Шрифт:
Интервал:
Закладка:
— Постой, Жозеф, вместо того, чтобы успокоить жену, ты своими словами еще больше нагоняешь страха, — сказал доктор.
— И как вы, с вашим ясным умом, — прибавила Элоиза, дружески взяв за руку Марию, — как вы можете поддаваться нелепой боязни. Ведь эта колдунья почти сумасшедшая. Наконец, что же такое страшное она вам предсказала?
— Что я умру на эшафоте.
— Ай, какой ужас! — вскричала невольно Элоиза. — Но самая нелепость предсказания должна заставить вас только пожать плечами, а не то что бояться.
— А я вам говорю, — сказал доктор, — что ворожея — вполне безумная. Она даже не помнит своих предсказаний, делает их в бессознательном состоянии. Все это — бред больного мозга. И, наконец…
— Постойте, доктор, — перебила Мария. — Хотя я и не особенно умна, но до сих пор смеялась над предсказанием. Однако вы увидите, что было от чего почувствовать страх.
Вместе со мной у гадалки были еще две незнакомые мне женщины, и она сказала, что рано или поздно нас свяжет какое-то обстоятельство.
— И вы после этого никогда не встречали этих женщин?
— Нет, встретила нынче ночью.
— Каким образом? — спросил доктор с удивлением.
— Приезжала за вами в театр какая-нибудь молодая особа?
— Да, м-ль Дюваль приглашала меня к больной матери.
— Ну вот, я стояла рядом с Анатолем, когда он предложил этой девице передать вам ее просьбу; она поблагодарила его; в это время к Анатолю подошла дама в черном домино и что-то шепнула ему. Таким образом, он был окружен тремя женщинами. И вдруг из-за колонны послышался голос говорившей: «Вот еще раз вы собрались все втроем. Вспомните улицу Сент-Авуа».
— Слышишь, слышишь, Жером? — сказал испуганно Жозеф.
Доктор пожал плечами.
— Что же дальше? — спросил он. — Что здесь удивительного? Очень просто: ворожея была на балу, где среди двух или трех тысяч человек оказались две женщины, которым она гадала. Первое чудо! У ворожеи хорошая память, и она узнает их, тем более что они (извините за комплимент, м-ль Фово, вы принуждаете меня это сделать) замечательно хороши собой. Второе чудо! Наконец, ворожея видит, что подошла третья женщина, и говорит: «Вот вы опять собрались все втроем. Вспомните улицу Сент-Авуа». Третье и страшное чудо!
— Жером прав, — сказал Фово. — Если обдумать, то нет ничего проще. Только думать об этом совсем не стоит.

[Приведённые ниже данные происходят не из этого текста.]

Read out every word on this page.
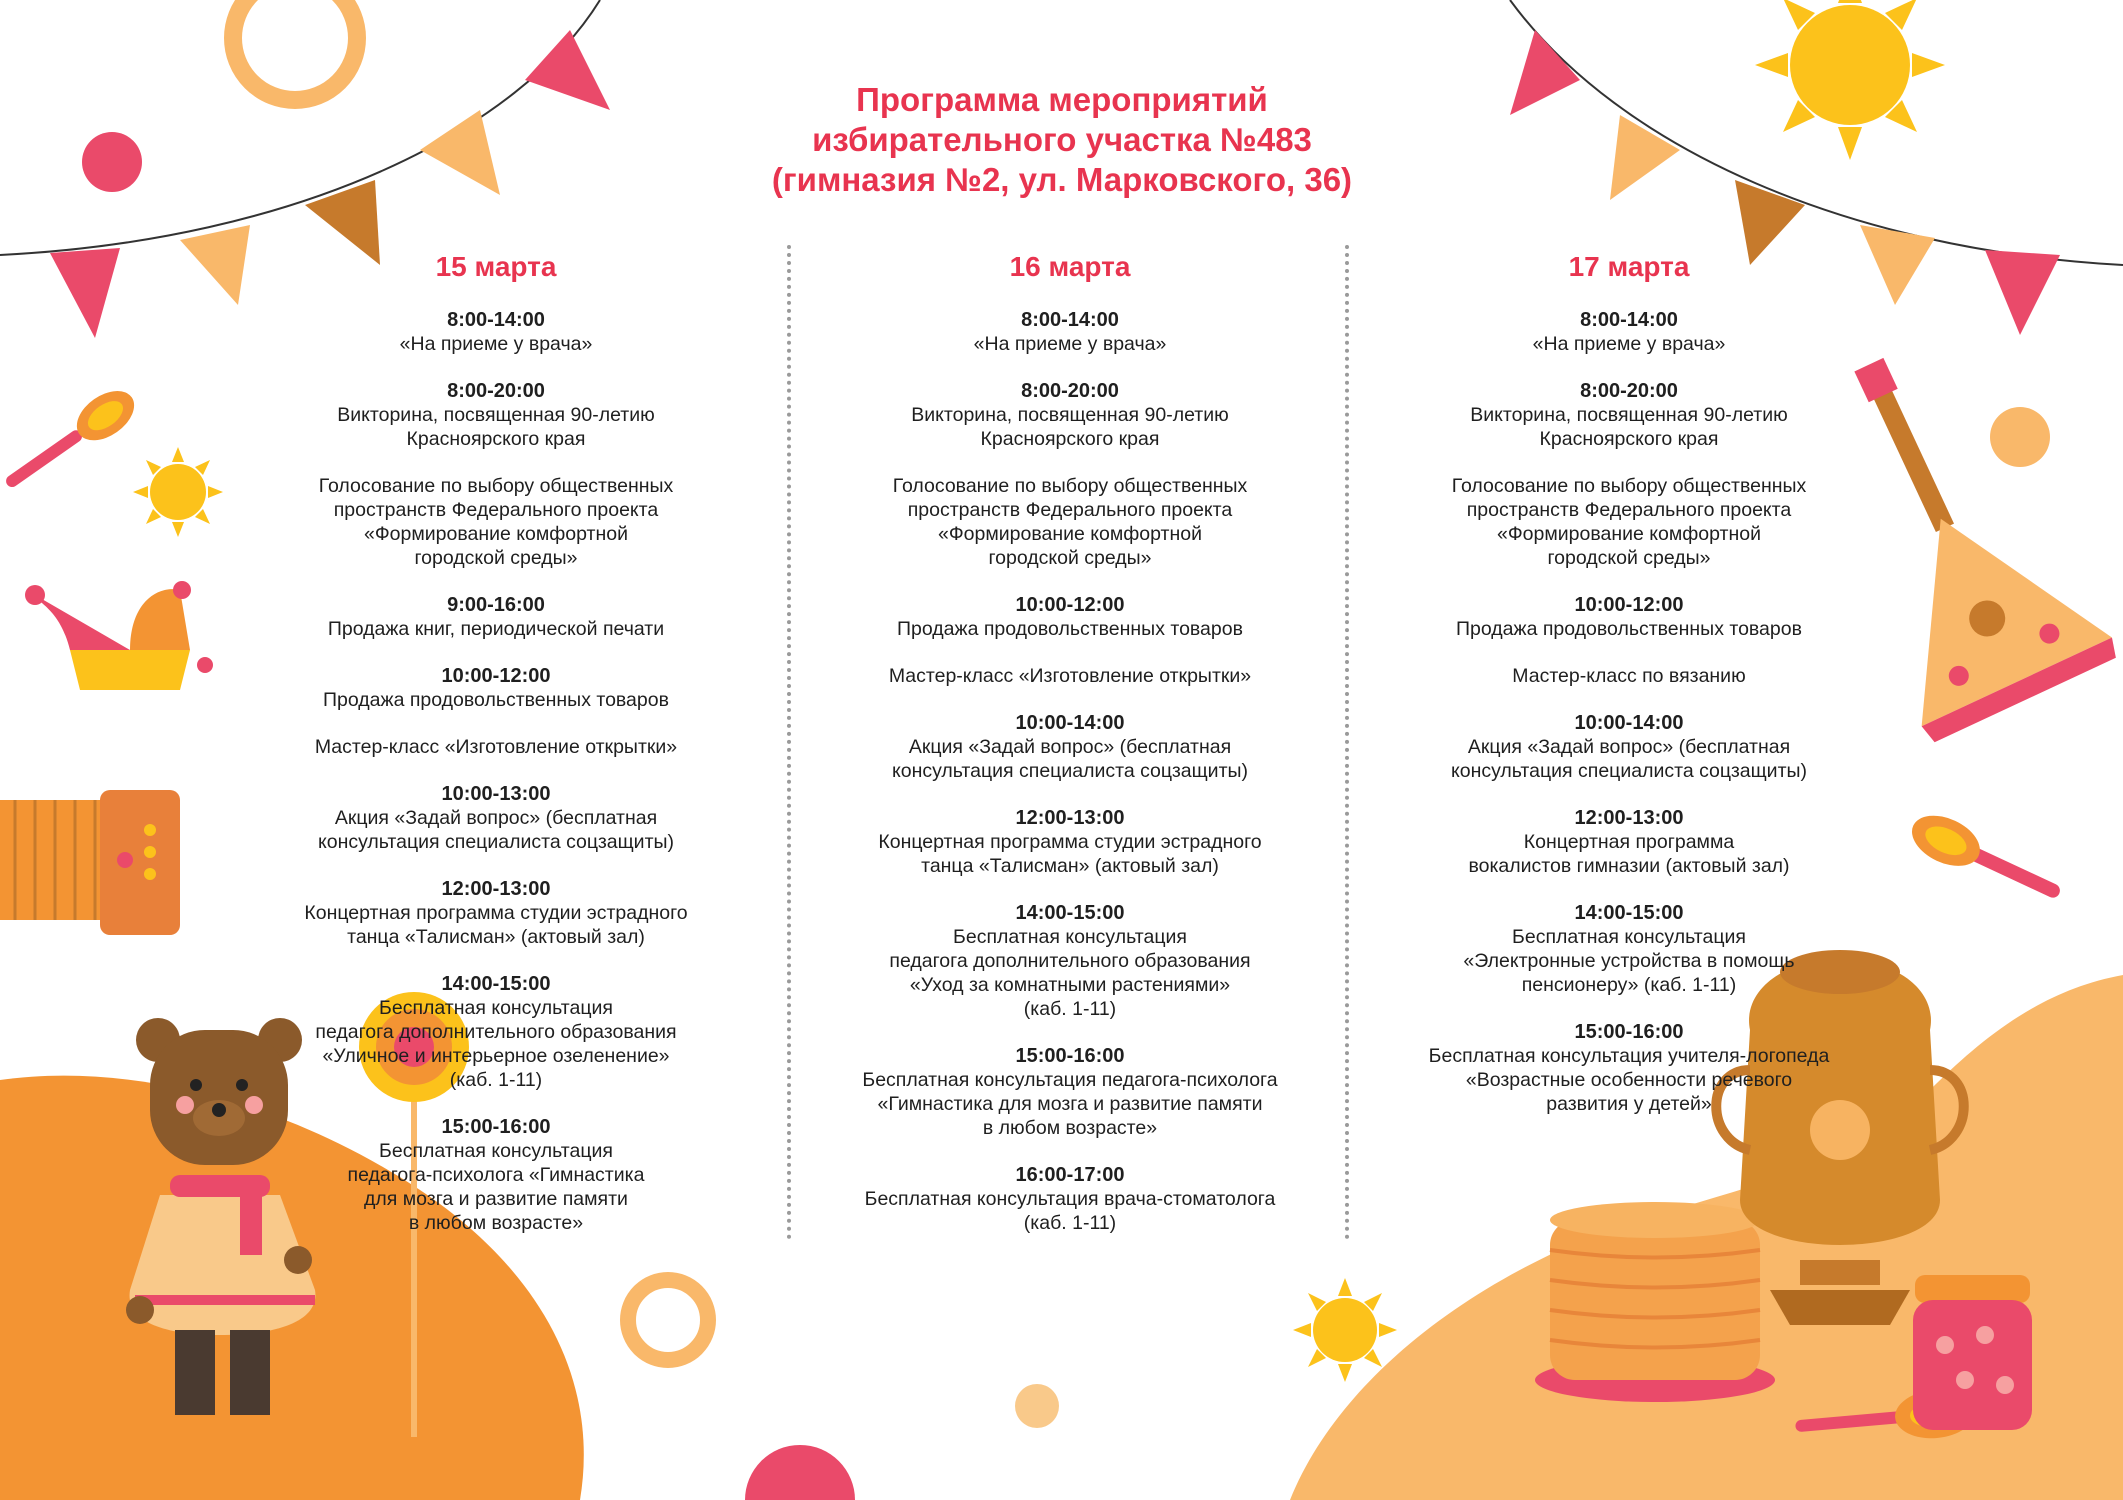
Программа мероприятий
избирательного участка №483
(гимназия №2, ул. Марковского, 36)
15 марта
8:00-14:00
«На приеме у врача»
8:00-20:00
Викторина, посвященная 90-летию
Красноярского края
Голосование по выбору общественных
пространств Федерального проекта
«Формирование комфортной
городской среды»
9:00-16:00
Продажа книг, периодической печати
10:00-12:00
Продажа продовольственных товаров
Мастер-класс «Изготовление открытки»
10:00-13:00
Акция «Задай вопрос» (бесплатная
консультация специалиста соцзащиты)
12:00-13:00
Концертная программа студии эстрадного
танца «Талисман» (актовый зал)
14:00-15:00
Бесплатная консультация
педагога дополнительного образования
«Уличное и интерьерное озеленение»
(каб. 1-11)
15:00-16:00
Бесплатная консультация
педагога-психолога «Гимнастика
для мозга и развитие памяти
в любом возрасте»
16 марта
8:00-14:00
«На приеме у врача»
8:00-20:00
Викторина, посвященная 90-летию
Красноярского края
Голосование по выбору общественных
пространств Федерального проекта
«Формирование комфортной
городской среды»
10:00-12:00
Продажа продовольственных товаров
Мастер-класс «Изготовление открытки»
10:00-14:00
Акция «Задай вопрос» (бесплатная
консультация специалиста соцзащиты)
12:00-13:00
Концертная программа студии эстрадного
танца «Талисман» (актовый зал)
14:00-15:00
Бесплатная консультация
педагога дополнительного образования
«Уход за комнатными растениями»
(каб. 1-11)
15:00-16:00
Бесплатная консультация педагога-психолога
«Гимнастика для мозга и развитие памяти
в любом возрасте»
16:00-17:00
Бесплатная консультация врача-стоматолога
(каб. 1-11)
17 марта
8:00-14:00
«На приеме у врача»
8:00-20:00
Викторина, посвященная 90-летию
Красноярского края
Голосование по выбору общественных
пространств Федерального проекта
«Формирование комфортной
городской среды»
10:00-12:00
Продажа продовольственных товаров
Мастер-класс по вязанию
10:00-14:00
Акция «Задай вопрос» (бесплатная
консультация специалиста соцзащиты)
12:00-13:00
Концертная программа
вокалистов гимназии (актовый зал)
14:00-15:00
Бесплатная консультация
«Электронные устройства в помощь
пенсионеру» (каб. 1-11)
15:00-16:00
Бесплатная консультация учителя-логопеда
«Возрастные особенности речевого
развития у детей»
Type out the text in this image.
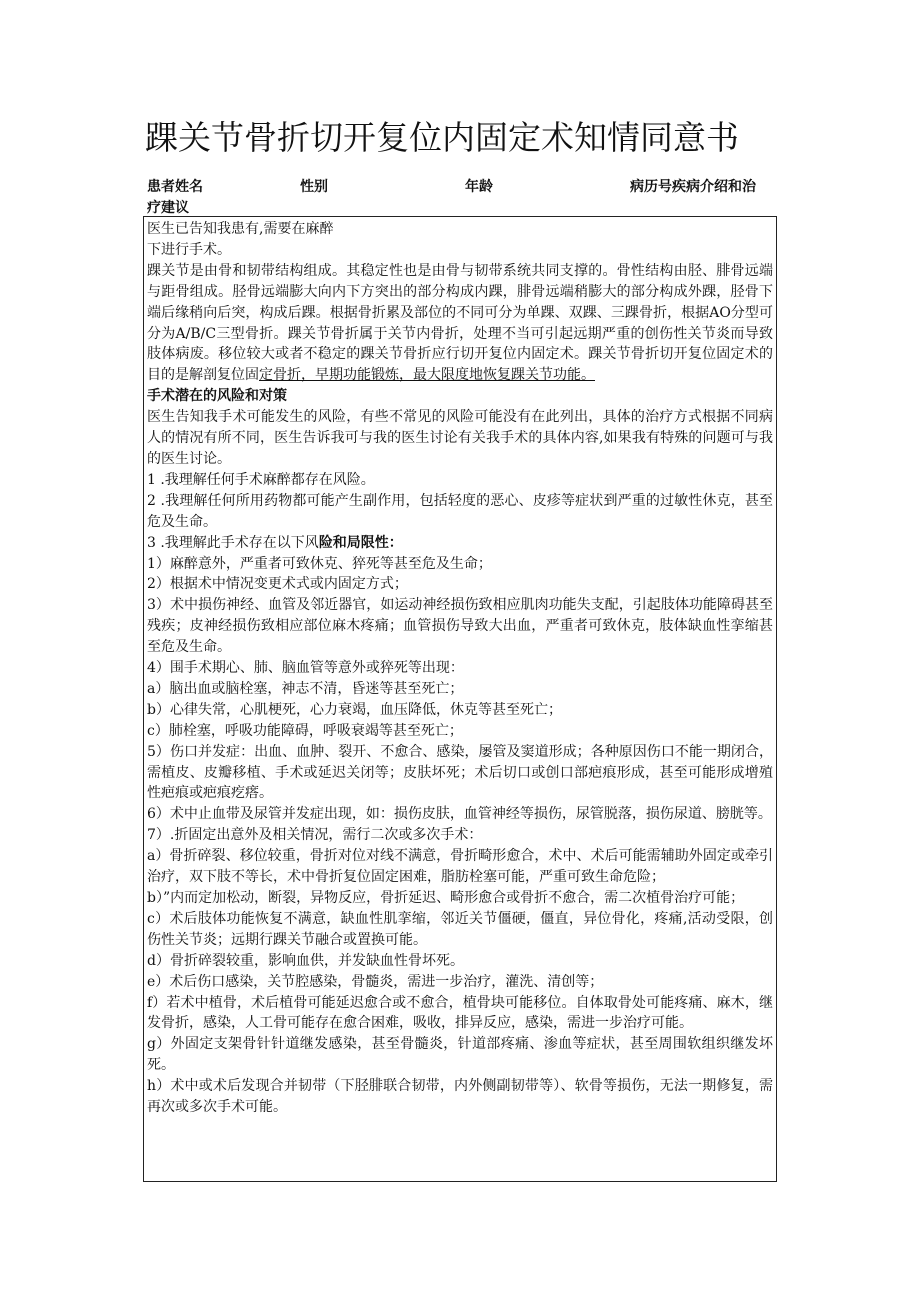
踝关节骨折切开复位内固定术知情同意书
患者姓名	性别	年龄	病历号疾病介绍和治
疗建议

医生已告知我患有,需要在麻醉

下进行手术。

踝关节是由骨和韧带结构组成。其稳定性也是由骨与韧带系统共同支撑的。骨性结构由胫、腓骨远端与距骨组成。胫骨远端膨大向内下方突出的部分构成内踝，腓骨远端稍膨大的部分构成外踝，胫骨下端后缘稍向后突，构成后踝。根据骨折累及部位的不同可分为单踝、双踝、三踝骨折，根据AO分型可分为A/B/C三型骨折。踝关节骨折属于关节内骨折，处理不当可引起远期严重的创伤性关节炎而导致肢体病废。移位较大或者不稳定的踝关节骨折应行切开复位内固定术。踝关节骨折切开复位固定术的目的是解剖复位固定骨折，早期功能锻炼，最大限度地恢复踝关节功能。

手术潜在的风险和对策

医生告知我手术可能发生的风险，有些不常见的风险可能没有在此列出，具体的治疗方式根据不同病人的情况有所不同，医生告诉我可与我的医生讨论有关我手术的具体内容,如果我有特殊的问题可与我的医生讨论。

1 .我理解任何手术麻醉都存在风险。

2 .我理解任何所用药物都可能产生副作用，包括轻度的恶心、皮疹等症状到严重的过敏性休克，甚至危及生命。

3 .我理解此手术存在以下风险和局限性：

1）麻醉意外，严重者可致休克、猝死等甚至危及生命；

2）根据术中情况变更术式或内固定方式；

3）术中损伤神经、血管及邻近器官，如运动神经损伤致相应肌肉功能失支配，引起肢体功能障碍甚至残疾；皮神经损伤致相应部位麻木疼痛；血管损伤导致大出血，严重者可致休克，肢体缺血性挛缩甚至危及生命。

4）围手术期心、肺、脑血管等意外或猝死等出现：

a）脑出血或脑栓塞，神志不清，昏迷等甚至死亡；

b）心律失常，心肌梗死，心力衰竭，血压降低，休克等甚至死亡；

c）肺栓塞，呼吸功能障碍，呼吸衰竭等甚至死亡；

5）伤口并发症：出血、血肿、裂开、不愈合、感染，屡管及窦道形成；各种原因伤口不能一期闭合，需植皮、皮瓣移植、手术或延迟关闭等；皮肤坏死；术后切口或创口部疤痕形成，甚至可能形成增殖性疤痕或疤痕疙瘩。

6）术中止血带及尿管并发症出现，如：损伤皮肤，血管神经等损伤，尿管脱落，损伤尿道、膀胱等。

7）.折固定出意外及相关情况，需行二次或多次手术：

a）骨折碎裂、移位较重，骨折对位对线不满意，骨折畸形愈合，术中、术后可能需辅助外固定或牵引治疗，双下肢不等长，术中骨折复位固定困难，脂肪栓塞可能，严重可致生命危险；

b）”内而定加松动，断裂，异物反应，骨折延迟、畸形愈合或骨折不愈合，需二次植骨治疗可能；

c）术后肢体功能恢复不满意，缺血性肌挛缩，邻近关节僵硬，僵直，异位骨化，疼痛,活动受限，创伤性关节炎；远期行踝关节融合或置换可能。

d）骨折碎裂较重，影响血供，并发缺血性骨坏死。

e）术后伤口感染，关节腔感染，骨髓炎，需进一步治疗，灌洗、清创等；

f）若术中植骨，术后植骨可能延迟愈合或不愈合，植骨块可能移位。自体取骨处可能疼痛、麻木，继发骨折，感染，人工骨可能存在愈合困难，吸收，排异反应，感染，需进一步治疗可能。

g）外固定支架骨针针道继发感染，甚至骨髓炎，针道部疼痛、渗血等症状，甚至周围软组织继发坏死。

h）术中或术后发现合并韧带（下胫腓联合韧带，内外侧副韧带等）、软骨等损伤，无法一期修复，需再次或多次手术可能。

— Могу одно сказать, — возразила печальным тоном Мария, — когда я услыхала эти слова, то у меня сжалось сердце. Жозеф заметил. Сперва я хотела сказать ему причину, но потом не хотела тревожить тебя, мой милый; я рассудила, что это случайность, не больше, взяла себя в руки и по-старалась забыть.
— Что же тебя опять навело на эти скверные мысли?
— Не могу объяснить, но вот когда доктор высказал опасение, как бы Анатоль из жертвы не обратился в палача, то при слове «палач», мне представилась гильотина, вспомнилось предсказание ворожеи, и я вся похолодела. Я знаю, вы вправе смеяться надо мной; знаю, как глупо бояться, что Анатоль, каким бы он ни сделался злым, обратится в моего палача и заставит меня умереть на эшафоте. Но я откровенно говорю то, что чувствую. Конечно, это пройдет, но… какая смертельная тоска! Не знаю, мне вдруг захотелось обнять мою девочку, точно я ее никогда больше не увижу…
И Мария разрыдалась.
— Мари, ты плачешь! — вскричал Жозеф, бросаясь к ногам жены и не в силах удержаться от слез. — Но это глупая боязнь! Жером! Сударыня! Скажите же ей! О, какой я несчастный!
Волнение Марии и его причина были так странны, так необъяснимы, что супруги Бонакэ, несмотря на благоразумие и твердость характера, с минуту не могли говорить. Наконец доктор обратился к Марии и сказал отеческим тоном:
— Бедное, милое дитя, я бы солгал, если бы стал уверять, что ничто не оправдывает вашей тревоги. Я понимаю, что вполне объяснимая случайность, известное стечение обстоятельств могут поразить, встревожить самый сильный характер. Понимаю еще, что вы сблизили вчерашний случай в Опере и мое опасение относительно недобрых чувств Анатоля и, под влиянием страха, нашли в нем объяснение безумному предсказанию. Такие скачки мысли непонятны, их приходится только признавать. И как ни слаб человеческий ум, но у нас есть простой здравый смысл, и он должен разубедить вас. Поговорим спокойно. Напомню ваши же слова: предположим, что Анатоль стал самым гнусным негодяем… Но чего ради и каким образом он будет вашим палачом? И прошлое и настоящее говорит за то, что вы и впредь будете счастливы. Родители вас любят, муж обожает, вы — счастливейшая мать, вы довольны своим положением, у вас есть достаток, живете вы в довольстве, — вся жизнь ваша наперед определена, потому что рассудок и здравый смысл — непогрешимые прорицатели. Верьте в счастье. Вот вам мое предсказание.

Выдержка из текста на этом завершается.